Looking for champion - std.lang.d.lex

Tue Oct 26 21:01:20 PDT 2010

"Walter Bright" <newshound2 at digitalmars.com> wrote in message 
news:ia8321$vug$1 at digitalmars.com...
> Nick Sabalausky wrote:
>> "Walter Bright" <newshound2 at digitalmars.com> wrote in message 
>> news:i9qd8q$1ls4$1 at digitalmars.com...
>>> 4. the tokens should be a value type, not a reference type
>>
>> I'm curious, is your reason for this purely to avoid allocations during 
>> lexing, or are there other reasons too?
>
> It's one big giant reason. Storage allocation gets unbelievably costly in 
> a lexer. Another is it makes tokens easy to copy. Another one is that 
> classes are for polymorphic behavior. What kind of polymorphic behavior 
> would one want with tokens?
>

Honestly, I'm not entirely certain whether or not Goldie actually needs its 
tokens to be classes instead of structs, but I'll explain my current usage:

In the basic "dynamic" style, every token in Goldie, terminal or 
nonterminal, is of type "class Token" no matter what its symbol or part of 
grammar it represents. But Goldie has an optional "static" style which 
creates a class hierarchy, for the sake of compile-time type safety, with 
"Token" as the base.

Suppose you have a grammar named "simple" that's a series of one or more a's 
and b's separated by plus signs:

<Item> ::= 'a' | 'b'
<List> ::= <List> '+' <Item> | <Item>

So there's three terminals: "a", "b", and "+"
And two nonterminals: "<Item>" and "<List>", each with exactly two possible 
reductions.

So in dynamic-style, all of those are "class Token", and that's all that 
exists. But with the optional static-style, the following class hierarchy is 
effectively created:

class Token;
class Token_simple : Token;

class Token_simple!"a" : Token_simple;
class Token_simple!"b" : Token_simple;
class Token_simple!"+" : Token_simple;
class Token_simple!"<Item>" : Token_simple;
class Token_simple!"<List>" : Token_simple;

class Token_simple!("<Item>", "a") : Token_simple!"<Item>";
class Token_simple!("<Item>", "b") : Token_simple!"<Item>";

class Token_simple!("<List>", "<List>", "+", "<Item>") : 
Token_simple!"<List>";
class Token_simple!("<List>", "<Item>") : Token_simple!"<List>";

So rules inherit from the nonterminal they reduce to; terminals and 
nonterminals inherit from a dummy class dedicated specifically to the given 
grammar; and that inherits from plain old dynamic-style "Token". All of 
those template parameters are validated at compile-time.

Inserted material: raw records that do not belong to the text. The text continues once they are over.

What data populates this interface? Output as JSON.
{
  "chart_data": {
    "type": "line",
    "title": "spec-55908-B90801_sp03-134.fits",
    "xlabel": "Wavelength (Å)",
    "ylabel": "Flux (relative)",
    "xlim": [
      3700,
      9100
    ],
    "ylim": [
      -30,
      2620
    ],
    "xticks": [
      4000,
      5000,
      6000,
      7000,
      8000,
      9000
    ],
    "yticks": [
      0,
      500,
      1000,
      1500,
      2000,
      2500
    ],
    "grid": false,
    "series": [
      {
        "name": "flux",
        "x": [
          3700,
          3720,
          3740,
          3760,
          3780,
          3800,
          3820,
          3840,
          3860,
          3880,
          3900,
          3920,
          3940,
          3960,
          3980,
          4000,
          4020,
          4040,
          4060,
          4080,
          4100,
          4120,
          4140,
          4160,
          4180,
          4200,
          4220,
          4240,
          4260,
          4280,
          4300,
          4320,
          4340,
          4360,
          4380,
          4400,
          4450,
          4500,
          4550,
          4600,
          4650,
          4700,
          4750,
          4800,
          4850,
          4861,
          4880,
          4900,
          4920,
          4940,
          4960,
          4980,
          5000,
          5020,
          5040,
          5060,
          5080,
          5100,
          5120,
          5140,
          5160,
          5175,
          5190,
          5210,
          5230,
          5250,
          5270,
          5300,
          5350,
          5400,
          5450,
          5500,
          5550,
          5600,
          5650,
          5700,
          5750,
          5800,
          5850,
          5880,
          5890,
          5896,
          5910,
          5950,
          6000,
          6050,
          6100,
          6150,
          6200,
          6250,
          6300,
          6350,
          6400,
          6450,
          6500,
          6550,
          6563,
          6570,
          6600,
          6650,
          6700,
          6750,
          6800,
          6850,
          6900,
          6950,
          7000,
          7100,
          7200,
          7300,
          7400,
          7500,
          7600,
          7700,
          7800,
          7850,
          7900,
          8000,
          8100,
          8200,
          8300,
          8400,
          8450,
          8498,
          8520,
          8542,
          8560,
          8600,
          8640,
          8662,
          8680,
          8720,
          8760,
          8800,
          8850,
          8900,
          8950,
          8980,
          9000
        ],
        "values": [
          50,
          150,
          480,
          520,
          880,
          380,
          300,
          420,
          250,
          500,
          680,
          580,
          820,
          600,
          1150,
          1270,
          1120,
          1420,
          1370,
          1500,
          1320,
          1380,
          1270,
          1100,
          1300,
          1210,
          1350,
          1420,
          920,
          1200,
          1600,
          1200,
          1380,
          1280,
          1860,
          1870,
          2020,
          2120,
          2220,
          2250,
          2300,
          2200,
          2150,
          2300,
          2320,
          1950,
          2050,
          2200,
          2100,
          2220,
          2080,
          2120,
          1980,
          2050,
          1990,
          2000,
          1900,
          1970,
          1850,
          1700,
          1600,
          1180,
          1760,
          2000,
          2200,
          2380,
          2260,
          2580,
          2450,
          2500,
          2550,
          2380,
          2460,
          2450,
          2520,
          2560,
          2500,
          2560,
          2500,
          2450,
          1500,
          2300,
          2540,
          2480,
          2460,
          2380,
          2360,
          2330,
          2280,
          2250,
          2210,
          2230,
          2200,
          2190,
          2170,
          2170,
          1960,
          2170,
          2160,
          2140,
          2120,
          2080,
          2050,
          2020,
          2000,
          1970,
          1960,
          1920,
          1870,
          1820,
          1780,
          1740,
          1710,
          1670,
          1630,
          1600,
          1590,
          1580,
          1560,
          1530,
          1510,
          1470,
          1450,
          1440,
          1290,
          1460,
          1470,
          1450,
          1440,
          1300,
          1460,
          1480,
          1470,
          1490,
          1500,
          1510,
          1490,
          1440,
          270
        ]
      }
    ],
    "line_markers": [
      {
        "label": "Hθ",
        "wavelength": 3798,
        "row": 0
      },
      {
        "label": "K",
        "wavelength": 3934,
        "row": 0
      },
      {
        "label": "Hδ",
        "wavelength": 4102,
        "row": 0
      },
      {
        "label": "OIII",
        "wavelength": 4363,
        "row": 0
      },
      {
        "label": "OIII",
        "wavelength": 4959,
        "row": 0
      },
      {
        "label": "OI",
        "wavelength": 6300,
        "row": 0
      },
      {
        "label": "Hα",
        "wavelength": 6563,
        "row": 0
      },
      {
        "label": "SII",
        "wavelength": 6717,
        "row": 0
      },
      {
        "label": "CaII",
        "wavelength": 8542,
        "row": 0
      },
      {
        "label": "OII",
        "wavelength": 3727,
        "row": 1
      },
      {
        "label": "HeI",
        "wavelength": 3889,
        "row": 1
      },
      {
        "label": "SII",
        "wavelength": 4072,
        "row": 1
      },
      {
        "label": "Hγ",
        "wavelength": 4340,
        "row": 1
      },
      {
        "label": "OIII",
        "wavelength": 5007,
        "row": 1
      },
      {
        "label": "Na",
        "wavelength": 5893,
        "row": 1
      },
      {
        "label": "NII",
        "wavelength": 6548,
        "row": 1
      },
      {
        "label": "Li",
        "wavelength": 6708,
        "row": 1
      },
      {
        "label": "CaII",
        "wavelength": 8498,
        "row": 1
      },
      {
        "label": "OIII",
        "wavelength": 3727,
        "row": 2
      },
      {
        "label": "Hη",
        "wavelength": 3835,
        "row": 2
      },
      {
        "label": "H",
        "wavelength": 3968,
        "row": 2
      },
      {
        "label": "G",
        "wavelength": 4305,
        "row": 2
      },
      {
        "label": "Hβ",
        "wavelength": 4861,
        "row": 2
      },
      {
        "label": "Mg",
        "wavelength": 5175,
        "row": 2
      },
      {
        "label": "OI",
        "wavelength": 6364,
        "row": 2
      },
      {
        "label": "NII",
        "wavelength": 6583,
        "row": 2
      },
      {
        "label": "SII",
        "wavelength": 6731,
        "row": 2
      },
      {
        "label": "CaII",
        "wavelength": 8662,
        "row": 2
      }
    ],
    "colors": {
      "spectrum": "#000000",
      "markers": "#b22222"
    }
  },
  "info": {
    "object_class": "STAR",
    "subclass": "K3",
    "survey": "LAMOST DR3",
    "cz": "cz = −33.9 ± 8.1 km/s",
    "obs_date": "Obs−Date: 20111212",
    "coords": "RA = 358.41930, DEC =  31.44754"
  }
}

(At some point I'd like to make it possible to specify the rule-based tokens 
as something like:
Token!("<List> ::= <List> '+' <Item>"), but I haven't gotten to it yet.)

There's one more trick: The plain old Token exposes a member "subX" which 
can be numerically indexed to obtain the sub-tokens (for terminals, 
subX.length==0):

void foo(Token token)
{
    if(token.matches("<List>", "<List>", "+", "<Item>"))
    {
        auto leftSide = token.subX[0];
        auto rightSide = token.subX[2];
        //auto dummy = token.subX[10]; // Run-time error

        static assert(is(typeof(leftSide) == Token));
        static assert(is(typeof(rightSide) == Token));
    }
}

Note that it's impossible for the "matches" function to verify at 
compile-time that its arguments are valid.

All of the static-style token types retain all of that for total 
compatibility with the dynamic-style. But the static-style nonterminals 
provide an additional member, "sub", that can be used like this:

void foo(Token_simple!("<List>", "<List>", "+", "<Item>") token)
{
    auto leftSide = token.sub!0;
    auto rightSide = token.sub!2;
    //auto dummy = token.sub!10; // Compile-time error

    static assert(is(typeof(leftSide) == Token_simple!"<List>"));
    static assert(is(typeof(rightSide) == Token_simple!"<Item>"));
}

As for whether or not this effect can be reasonably accomplished with 
structs: I have no idea, I haven't really looked into it.